Uit een recente studie in Japan is gebleken dat ouderen die een hond hebben minder kans hebben op het ontwikkelen van een lichamelijke handicap. De onderzoekers beargumenteren dat huisdieren ouderen helpen om regelmatig te bewegen en hechtere sociale relaties te onderhouden, wat ook weer een gevoel vaan eenzaamheid kan voorkomen. Al met al is het hebben van een hond, en vreemd genoeg een kat niet, goed voor ouderen in Spanje.
De Japanse onderzoekers deden een enquête onder 11.233 men in de groep 65- tot 84-jarigen. Vervolgens volgden ze deze groep 3,5 jaar om te zien welk percentage een vorm van handicap ontwikkelde. Dit verband bleef bestaan zelfs na correctie voor andere sociaal-demografische en gezondheidsfactoren, zoals burgerlijke staat, voorgeschiedenis van chronische ziekten en de tijd die men buiten doorbrengt.
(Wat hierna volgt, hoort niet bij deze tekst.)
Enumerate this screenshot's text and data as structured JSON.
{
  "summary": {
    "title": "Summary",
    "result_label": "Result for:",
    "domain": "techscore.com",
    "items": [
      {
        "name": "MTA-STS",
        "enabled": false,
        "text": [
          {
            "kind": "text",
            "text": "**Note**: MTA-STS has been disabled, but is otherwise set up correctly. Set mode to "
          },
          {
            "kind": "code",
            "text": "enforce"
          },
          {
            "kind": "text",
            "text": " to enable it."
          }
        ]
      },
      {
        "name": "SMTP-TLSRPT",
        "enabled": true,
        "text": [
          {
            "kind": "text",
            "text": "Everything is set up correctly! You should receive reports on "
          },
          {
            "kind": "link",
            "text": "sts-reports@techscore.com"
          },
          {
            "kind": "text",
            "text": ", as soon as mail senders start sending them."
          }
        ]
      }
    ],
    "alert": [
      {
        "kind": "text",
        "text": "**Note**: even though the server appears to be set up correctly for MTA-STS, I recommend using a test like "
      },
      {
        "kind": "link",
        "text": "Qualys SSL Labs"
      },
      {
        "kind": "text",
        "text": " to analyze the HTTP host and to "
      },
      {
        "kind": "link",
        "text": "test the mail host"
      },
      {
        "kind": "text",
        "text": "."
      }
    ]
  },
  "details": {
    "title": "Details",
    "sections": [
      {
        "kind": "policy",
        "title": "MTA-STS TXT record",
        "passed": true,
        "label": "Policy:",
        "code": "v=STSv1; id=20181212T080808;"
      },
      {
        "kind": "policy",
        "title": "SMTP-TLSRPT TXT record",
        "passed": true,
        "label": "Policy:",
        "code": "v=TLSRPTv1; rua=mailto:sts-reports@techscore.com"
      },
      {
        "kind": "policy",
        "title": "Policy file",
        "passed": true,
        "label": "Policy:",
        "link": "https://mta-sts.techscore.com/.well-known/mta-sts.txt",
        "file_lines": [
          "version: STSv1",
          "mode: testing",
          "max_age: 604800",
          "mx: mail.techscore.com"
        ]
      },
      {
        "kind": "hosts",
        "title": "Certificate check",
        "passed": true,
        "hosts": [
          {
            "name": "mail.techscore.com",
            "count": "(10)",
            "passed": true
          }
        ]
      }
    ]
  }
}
Van de deelnemers kreeg 17% te maken met het begin van een handicap, en 5% overleed tijdens de follow-up periode tussen juni 2016 en januari 2020. Het risico op het ontwikkelen van een handicap werd gehalveerd voor degenen die een huisdier hadden en regelmatig bewogen, in vergelijking met degenen die nooit een hond hadden gehad.
De meeste hondeneigenaren nemen hun huisdier regelmatig mee om te wandelen. Hondeneigenaren hebben dan ook vier keer zoveel kans om te voldoen aan de aanbevolen hoeveelheid lichaamsbeweging, aldus de onderzoekers.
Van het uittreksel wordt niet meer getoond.